Византия отстоит себя, свою независимость и самость и в итоге своих экономических и культурных завоеваний лишь проклянет каждого, кто на нее посягал. Так это ли воля, это ли мудрость, это ли факторы, заслуживающие объективного уважения, даже если с ними приходится считаться всерьез? Нет, и еще раз нет. А вот Теодат с его лирическими упованиями двумя словами заставил себя уважать куда сильнее, чем славянские бесноватые князья силой. Отвешивая комплименты, поглядывает на Рустика: смотри, мол, не забудь ни слова, все передай. Пусть Теодат подготовит почву: объявит в сенате, усмирит готский непомерный национализм, в Византии его ждут и обеспеченная, тихая философская старость, и вилла, и сенаторское кресло, а наместник с войсками вот-вот прибудет, останется передать ему полномочия да сесть на корабль; остальное довершит умелая и гибкая внутренняя политика. Перекрестив, отправляет назад, сует между ними третьего вдогонку.

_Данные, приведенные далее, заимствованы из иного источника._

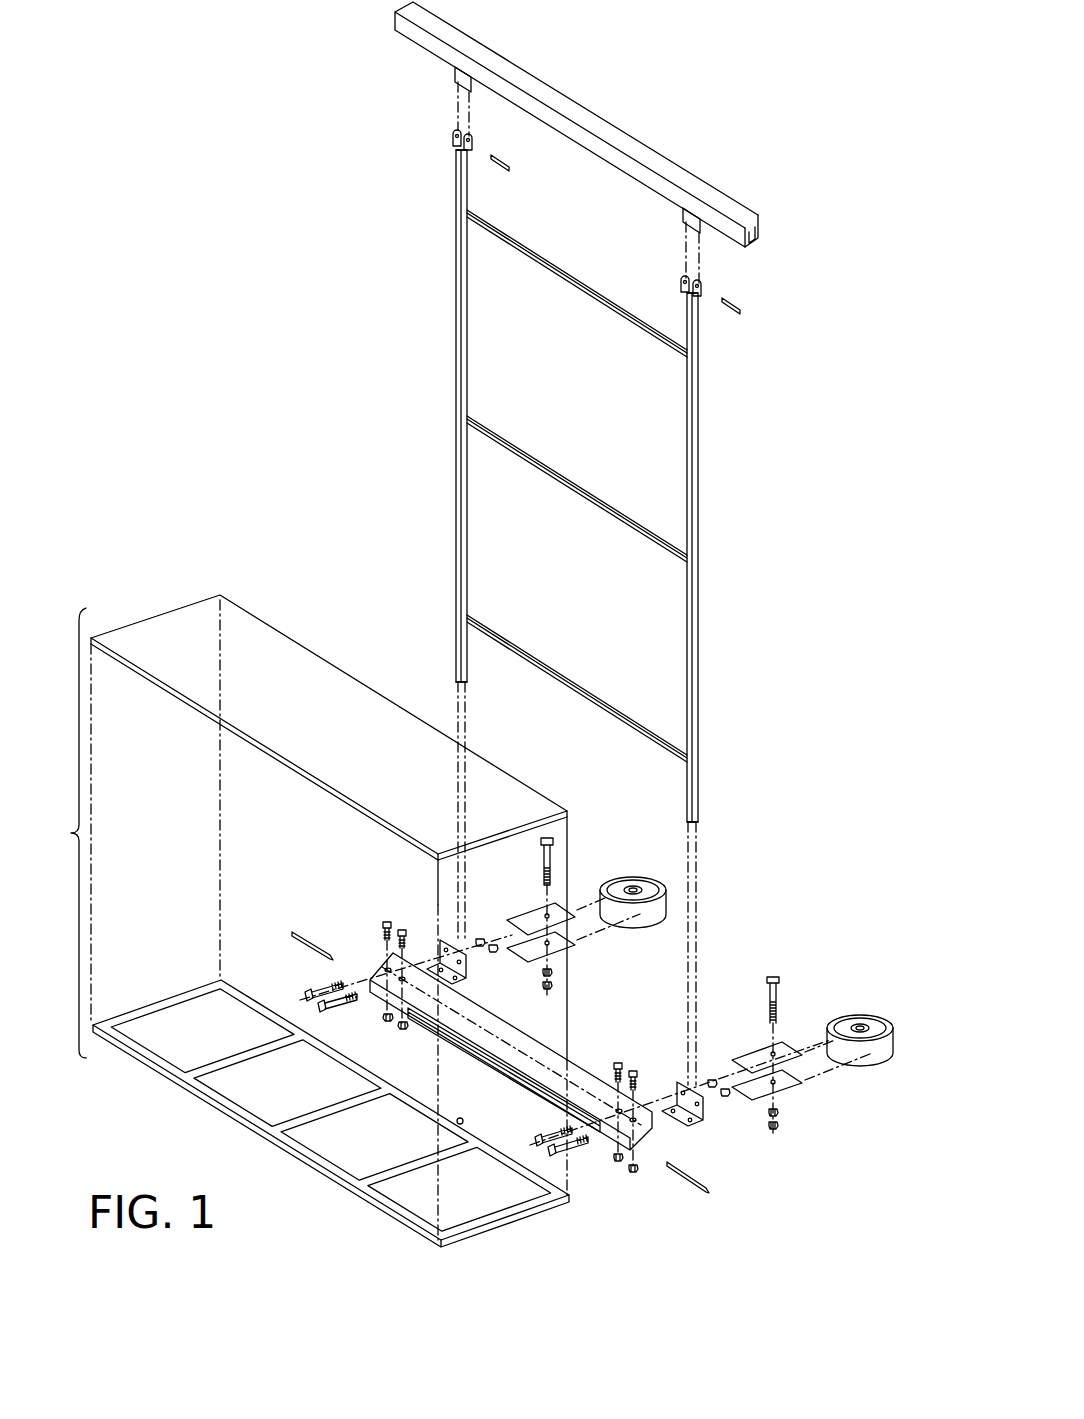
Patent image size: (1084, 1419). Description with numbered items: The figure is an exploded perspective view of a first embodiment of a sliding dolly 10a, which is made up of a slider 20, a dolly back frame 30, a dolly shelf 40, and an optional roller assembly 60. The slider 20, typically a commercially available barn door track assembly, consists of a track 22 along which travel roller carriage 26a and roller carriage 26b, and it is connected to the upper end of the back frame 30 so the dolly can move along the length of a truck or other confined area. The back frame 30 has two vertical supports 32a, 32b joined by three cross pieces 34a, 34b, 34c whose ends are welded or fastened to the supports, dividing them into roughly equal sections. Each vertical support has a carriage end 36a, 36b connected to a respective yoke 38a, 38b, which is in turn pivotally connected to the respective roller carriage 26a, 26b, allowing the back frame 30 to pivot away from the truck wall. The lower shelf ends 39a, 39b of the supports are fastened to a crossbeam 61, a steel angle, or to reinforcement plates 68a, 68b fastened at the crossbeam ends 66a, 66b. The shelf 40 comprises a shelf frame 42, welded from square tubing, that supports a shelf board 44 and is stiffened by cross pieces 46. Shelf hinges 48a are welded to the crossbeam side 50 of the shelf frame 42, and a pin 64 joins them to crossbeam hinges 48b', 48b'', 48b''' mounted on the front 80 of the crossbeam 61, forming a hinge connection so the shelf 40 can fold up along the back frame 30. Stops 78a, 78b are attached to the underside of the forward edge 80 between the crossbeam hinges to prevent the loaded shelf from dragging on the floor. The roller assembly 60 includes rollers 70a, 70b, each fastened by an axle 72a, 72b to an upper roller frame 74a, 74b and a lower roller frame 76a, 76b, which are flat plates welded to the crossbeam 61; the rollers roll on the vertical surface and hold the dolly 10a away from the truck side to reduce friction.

The sliding dolly 10a is at (778, 457).
The slider 20 is at (590, 143).
The track 22 is at (736, 183).
The roller carriage 26a is at (682, 218).
The roller carriage 26b is at (455, 73).
The dolly back frame 30 is at (587, 600).
The vertical support 32a is at (738, 689).
The vertical support 32b is at (503, 545).
The cross piece 34a is at (578, 278).
The cross piece 34b is at (572, 460).
The cross piece 34c is at (558, 651).
The carriage end 36a is at (700, 337).
The carriage end 36b is at (468, 185).
The yoke 38a is at (705, 290).
The yoke 38b is at (450, 140).
The shelf end 39a is at (700, 802).
The shelf end 39b is at (468, 683).
The dolly shelf 40 is at (70, 833).
The shelf frame 42 is at (331, 1113).
The shelf board 44 is at (188, 600).
The cross piece 46 is at (225, 1060).
The shelf hinge 48a is at (305, 1003).
The crossbeam hinge 48b' is at (679, 1148).
The crossbeam hinge 48b'' is at (484, 1081).
The crossbeam hinge 48b''' is at (283, 957).
The crossbeam side 50 is at (456, 1122).
The roller assembly 60 is at (750, 1140).
The crossbeam 61 is at (565, 1045).
The pin 64 is at (298, 930).
The end of crossbeam 66a is at (658, 1085).
The end of crossbeam 66b is at (440, 950).
The reinforcement plate 68a is at (720, 1115).
The reinforcement plate 68b is at (470, 978).
The roller 70a is at (880, 1015).
The roller 70b is at (652, 876).
The axle 72a is at (769, 975).
The axle 72b is at (547, 835).
The upper roller frame 74a is at (748, 1050).
The upper roller frame 74b is at (522, 912).
The lower roller frame 76a is at (795, 1080).
The lower roller frame 76b is at (565, 942).
The stop 78a is at (537, 1126).
The stop 78b is at (390, 1018).
The front of crossbeam 80 is at (480, 1045).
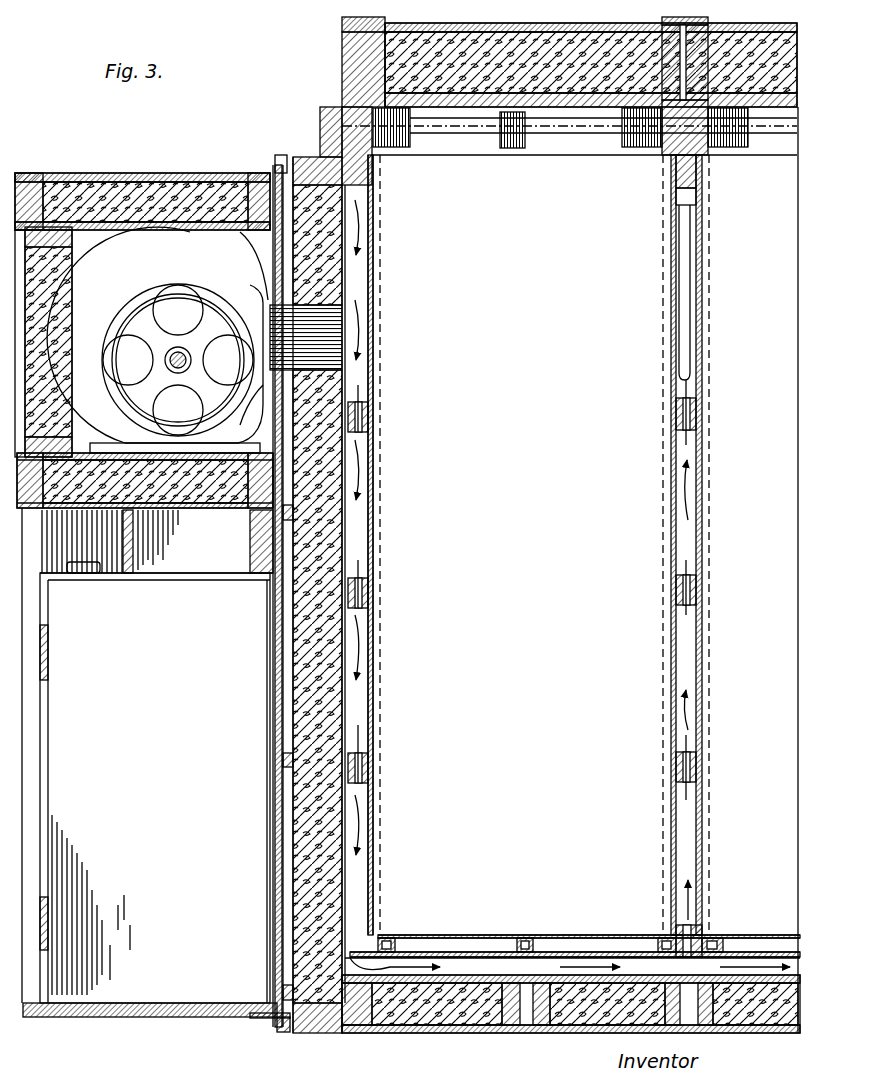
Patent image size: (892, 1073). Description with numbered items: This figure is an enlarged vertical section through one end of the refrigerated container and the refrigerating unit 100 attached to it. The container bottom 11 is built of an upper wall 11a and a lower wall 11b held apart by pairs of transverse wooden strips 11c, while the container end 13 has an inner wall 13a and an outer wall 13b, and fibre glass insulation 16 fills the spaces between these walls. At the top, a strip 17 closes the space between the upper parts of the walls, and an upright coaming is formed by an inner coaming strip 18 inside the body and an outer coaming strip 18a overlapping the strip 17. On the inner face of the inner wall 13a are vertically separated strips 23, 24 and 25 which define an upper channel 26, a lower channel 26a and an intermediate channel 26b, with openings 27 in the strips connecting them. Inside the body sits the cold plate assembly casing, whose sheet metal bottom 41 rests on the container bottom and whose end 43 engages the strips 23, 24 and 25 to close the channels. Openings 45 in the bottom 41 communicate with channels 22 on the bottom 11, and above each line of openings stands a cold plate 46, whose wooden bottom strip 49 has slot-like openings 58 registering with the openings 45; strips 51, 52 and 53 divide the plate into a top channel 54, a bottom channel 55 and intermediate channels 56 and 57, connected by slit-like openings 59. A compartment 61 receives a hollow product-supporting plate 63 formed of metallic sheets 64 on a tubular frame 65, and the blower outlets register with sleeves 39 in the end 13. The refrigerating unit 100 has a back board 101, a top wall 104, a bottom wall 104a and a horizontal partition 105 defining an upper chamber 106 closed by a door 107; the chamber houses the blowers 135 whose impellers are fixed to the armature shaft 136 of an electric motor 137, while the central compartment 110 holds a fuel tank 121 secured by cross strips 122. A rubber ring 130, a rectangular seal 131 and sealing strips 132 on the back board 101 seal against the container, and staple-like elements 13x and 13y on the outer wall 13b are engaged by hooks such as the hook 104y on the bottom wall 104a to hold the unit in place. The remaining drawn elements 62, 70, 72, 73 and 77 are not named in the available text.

The bottom 11 is at (486, 1036).
The upper wall 11a is at (466, 975).
The lower wall 11b is at (442, 1028).
The transverse wooden strips 11c is at (515, 1028).
The end 13 is at (306, 160).
The inner wall 13a is at (350, 696).
The outer wall 13b is at (296, 706).
The staple-like element 13x is at (282, 165).
The staple-like element 13y is at (285, 1035).
The insulation 16 is at (318, 826).
The strip 17 is at (347, 165).
The inner coaming strip 18 is at (356, 196).
The outer coaming strip 18a is at (325, 108).
The channels 22 is at (506, 942).
The strip 23 is at (372, 415).
The strip 24 is at (372, 592).
The strip 25 is at (372, 771).
The upper channel 26 is at (356, 236).
The lower channel 26a is at (358, 857).
The intermediate channel 26b is at (360, 491).
The openings 27 is at (370, 406).
The sleeves 39 is at (330, 263).
The bottom 41 is at (436, 952).
The end 43 is at (672, 180).
The openings 45 is at (724, 940).
The cold plate 46 is at (670, 292).
The bottom strip 49 is at (704, 930).
The strip 51 is at (674, 766).
The strip 52 is at (674, 593).
The strip 53 is at (674, 416).
The top channel 54 is at (692, 196).
The bottom channel 55 is at (690, 828).
The intermediate channel 56 is at (690, 461).
The intermediate channel 57 is at (690, 668).
The slot-like openings 58 is at (682, 930).
The slit-like openings 59 is at (690, 411).
The compartment 61 is at (686, 241).
The bearing block 62 is at (670, 158).
The product-supporting plate 63 is at (548, 936).
The metallic sheets 64 is at (616, 940).
The frame 65 is at (390, 936).
The ceiling and shaft 70 is at (578, 136).
The roller 72 is at (412, 140).
The roller 73 is at (512, 150).
The guide lines 77 is at (383, 626).
The unit 100 is at (186, 174).
The back board 101 is at (276, 600).
The top wall 104 is at (106, 182).
The bottom wall 104a is at (166, 1010).
The hook 104y is at (265, 1016).
The horizontal partition 105 is at (226, 512).
The chamber 106 is at (120, 240).
The door 107 is at (60, 228).
The central compartment 110 is at (50, 806).
The fuel tank 121 is at (181, 594).
The cross strips 122 is at (46, 646).
The rubber ring 130 is at (288, 306).
The rectangular seal 131 is at (288, 510).
The sealing strips 132 is at (284, 759).
The blower 135 is at (128, 250).
The armature shaft 136 is at (170, 359).
The electric motor 137 is at (180, 292).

Даже если бы Теодат и решился бы на такой шаг, он бы никогда не сумел его сделать открыто, на виду у всех. Его сбили бы, стоило ему оторвать одну ногу. Нет войны страшнее, чем война с собственным народом. День публичного объявления воли становился последним днем: готы немедленно зарубили бы его мечами прямо в тронном зале на глазах у охраны. Тогда ему оставалась возможность тайная, предательская: выждать время, ввести в столицу византийские войска под видом дружественного визита какого-либо лица. Готы слишком поздно поймут, как жестоко их надули, но даже в таком случае наместник едва ли останется цел: в городе пожар, резня, все хватаются за мечи; Теодат бежит, оглядываясь, поднимая полы хитона, на пристани, возможно, ему и удастся сесть в галеру, а возможно, его цапают тут же, забивают, швыряют сырую котлету в мутную воду равеннской гавани.